Her eyes went again to the top of the Stratosphere and followed the phantom falling body down the tower’s white walls. She was playing with a casino chip, blindly flipping it across the knuckles of her right hand so that it seemed to move on its own.

“More suicides here than anywhere in America,” she mused. “I hear about hotel maids finding dead guests in their rooms all the time. In bed, in the bathtub, on the toilet.”
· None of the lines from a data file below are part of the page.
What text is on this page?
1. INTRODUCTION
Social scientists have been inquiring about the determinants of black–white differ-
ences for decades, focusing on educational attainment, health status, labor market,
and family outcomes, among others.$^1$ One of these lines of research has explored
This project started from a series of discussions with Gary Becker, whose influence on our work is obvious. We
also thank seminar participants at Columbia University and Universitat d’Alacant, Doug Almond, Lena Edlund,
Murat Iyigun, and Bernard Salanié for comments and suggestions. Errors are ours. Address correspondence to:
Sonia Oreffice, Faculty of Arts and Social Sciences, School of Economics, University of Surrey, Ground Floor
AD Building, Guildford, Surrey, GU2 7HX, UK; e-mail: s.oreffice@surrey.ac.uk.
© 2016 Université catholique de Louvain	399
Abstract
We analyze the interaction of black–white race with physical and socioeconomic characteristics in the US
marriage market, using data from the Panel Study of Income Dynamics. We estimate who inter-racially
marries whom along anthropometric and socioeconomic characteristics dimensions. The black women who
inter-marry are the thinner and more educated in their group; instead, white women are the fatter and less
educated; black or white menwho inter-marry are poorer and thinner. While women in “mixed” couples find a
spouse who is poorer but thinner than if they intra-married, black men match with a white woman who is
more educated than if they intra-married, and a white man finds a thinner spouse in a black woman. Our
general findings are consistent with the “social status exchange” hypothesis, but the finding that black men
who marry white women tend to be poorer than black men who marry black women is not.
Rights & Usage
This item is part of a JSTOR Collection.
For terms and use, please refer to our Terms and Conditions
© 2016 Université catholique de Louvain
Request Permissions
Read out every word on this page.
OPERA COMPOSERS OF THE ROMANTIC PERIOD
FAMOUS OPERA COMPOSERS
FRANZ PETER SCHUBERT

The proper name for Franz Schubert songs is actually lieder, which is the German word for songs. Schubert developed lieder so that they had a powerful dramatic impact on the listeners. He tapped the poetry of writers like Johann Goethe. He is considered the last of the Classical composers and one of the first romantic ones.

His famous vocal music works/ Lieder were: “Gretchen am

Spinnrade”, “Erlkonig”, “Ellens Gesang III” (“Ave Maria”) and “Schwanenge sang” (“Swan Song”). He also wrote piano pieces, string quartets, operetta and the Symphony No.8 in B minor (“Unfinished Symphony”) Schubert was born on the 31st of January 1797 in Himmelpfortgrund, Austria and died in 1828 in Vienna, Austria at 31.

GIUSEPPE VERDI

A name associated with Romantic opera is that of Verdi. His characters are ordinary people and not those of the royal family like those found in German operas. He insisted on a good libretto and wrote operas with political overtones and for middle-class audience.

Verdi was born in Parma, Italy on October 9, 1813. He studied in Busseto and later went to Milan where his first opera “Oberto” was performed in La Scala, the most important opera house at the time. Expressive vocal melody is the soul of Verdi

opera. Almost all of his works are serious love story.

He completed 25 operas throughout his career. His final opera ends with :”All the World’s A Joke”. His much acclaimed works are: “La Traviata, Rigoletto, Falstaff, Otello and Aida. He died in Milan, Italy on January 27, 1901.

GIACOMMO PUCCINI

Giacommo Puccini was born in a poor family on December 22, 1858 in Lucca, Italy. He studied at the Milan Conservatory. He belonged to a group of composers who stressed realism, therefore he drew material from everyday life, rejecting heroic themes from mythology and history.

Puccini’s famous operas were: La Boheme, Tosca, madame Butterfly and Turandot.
A green minivan pulled up to the strip club and a middle-aged guy stepped out in jeans, sneakers, and a sweatshirt and walked to the entrance like he knew the place well, like he regularly went alone to ogle tits and ass at five in the evening. He could have been my father thirtysomething years ago, heading to the store for milk and coming home with a bottle of Jack.

I said to Mai, “We should get going.”

She turned to me. “What did Victor mean at the end there — you being an insurance policy?”

I’d been waiting for her to ask, though I was loath now to explain it out loud.

“Means that if your mother shows up and they had to hurt her to get their money back, kill her even, they can always blame me, the jealous and bitter ex-husband — tell the police what I did five months ago, that I came back to steal his money, steal his wife, whatever. The story’s adaptable. That’s why my car is here and the hotel room is in my name, paid with my damn credit card too. Just in case they need a story. And if they don’t and your mom doesn’t show, then I am useless to them like Victor said. Sonny would’ve at least had some fun with me.”

Mai was staring out the windshield and still knuckle-rolling the poker chip, her face alive now with concentration.